MarshaMelrose · 16/07/2022 19:38

When you wrote this asking if you were mean or unreasonable, we're you really looking for honest opinions or just for people to agree with you?

I asked whether it's mean or unreasonable to not want to befriend her and her dog. In other words, should we always befriend everyone and anyone who makes that approach towards us, or is it reasonable to not want to be friends with someone; and the secondly, is it a reasonable expectation that others should befriend a dog to stop it barking?

OP posts:
kindereggxo · 16/07/2022 19:41

I mean, it’s a dog barking. That’s what dogs do ffs. You threatened to report her instead of actually being pleasant and open to talking in the first instance. She then reached out and you entirely and rudely fucked her off? Confused Do you always give such an attitude to everyone who has wronged you?
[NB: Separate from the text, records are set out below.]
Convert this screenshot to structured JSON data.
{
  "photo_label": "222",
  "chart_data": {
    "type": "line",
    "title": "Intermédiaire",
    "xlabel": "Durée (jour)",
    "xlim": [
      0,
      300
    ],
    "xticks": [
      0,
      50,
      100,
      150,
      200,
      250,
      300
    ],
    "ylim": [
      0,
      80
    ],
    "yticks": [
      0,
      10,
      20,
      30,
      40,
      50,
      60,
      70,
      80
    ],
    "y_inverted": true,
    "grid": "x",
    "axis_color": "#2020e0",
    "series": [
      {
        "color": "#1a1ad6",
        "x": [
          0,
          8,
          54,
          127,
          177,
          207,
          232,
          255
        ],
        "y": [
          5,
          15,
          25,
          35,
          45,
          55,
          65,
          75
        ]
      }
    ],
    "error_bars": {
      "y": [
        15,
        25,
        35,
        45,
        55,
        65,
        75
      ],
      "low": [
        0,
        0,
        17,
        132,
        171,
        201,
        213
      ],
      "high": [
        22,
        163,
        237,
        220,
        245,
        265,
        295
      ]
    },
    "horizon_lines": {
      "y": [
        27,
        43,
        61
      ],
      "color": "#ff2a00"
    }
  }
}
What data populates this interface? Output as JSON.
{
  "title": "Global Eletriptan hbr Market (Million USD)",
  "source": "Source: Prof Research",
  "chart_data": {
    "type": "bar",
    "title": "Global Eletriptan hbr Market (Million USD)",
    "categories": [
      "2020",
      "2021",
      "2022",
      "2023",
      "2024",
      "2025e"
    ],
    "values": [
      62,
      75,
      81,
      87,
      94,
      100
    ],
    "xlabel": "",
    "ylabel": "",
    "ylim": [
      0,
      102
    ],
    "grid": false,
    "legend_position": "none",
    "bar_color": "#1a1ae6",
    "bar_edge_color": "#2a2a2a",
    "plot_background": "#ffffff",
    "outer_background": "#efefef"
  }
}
What a way to live…

Wonnle · 16/07/2022 19:42

I'd have told her to just make sure her dog doesn't yap every time i go outside , and no i don't want to make friends with the bloody thing !

And then report it to the council

Grumpusaurus · 16/07/2022 19:42

Although I adore and own dogs, I cannot stand yappy little feckers like you described. Personally, I'd give it a short sharp squirt with water every time it starts yapping. If the owner won't do anything, it is time to take action.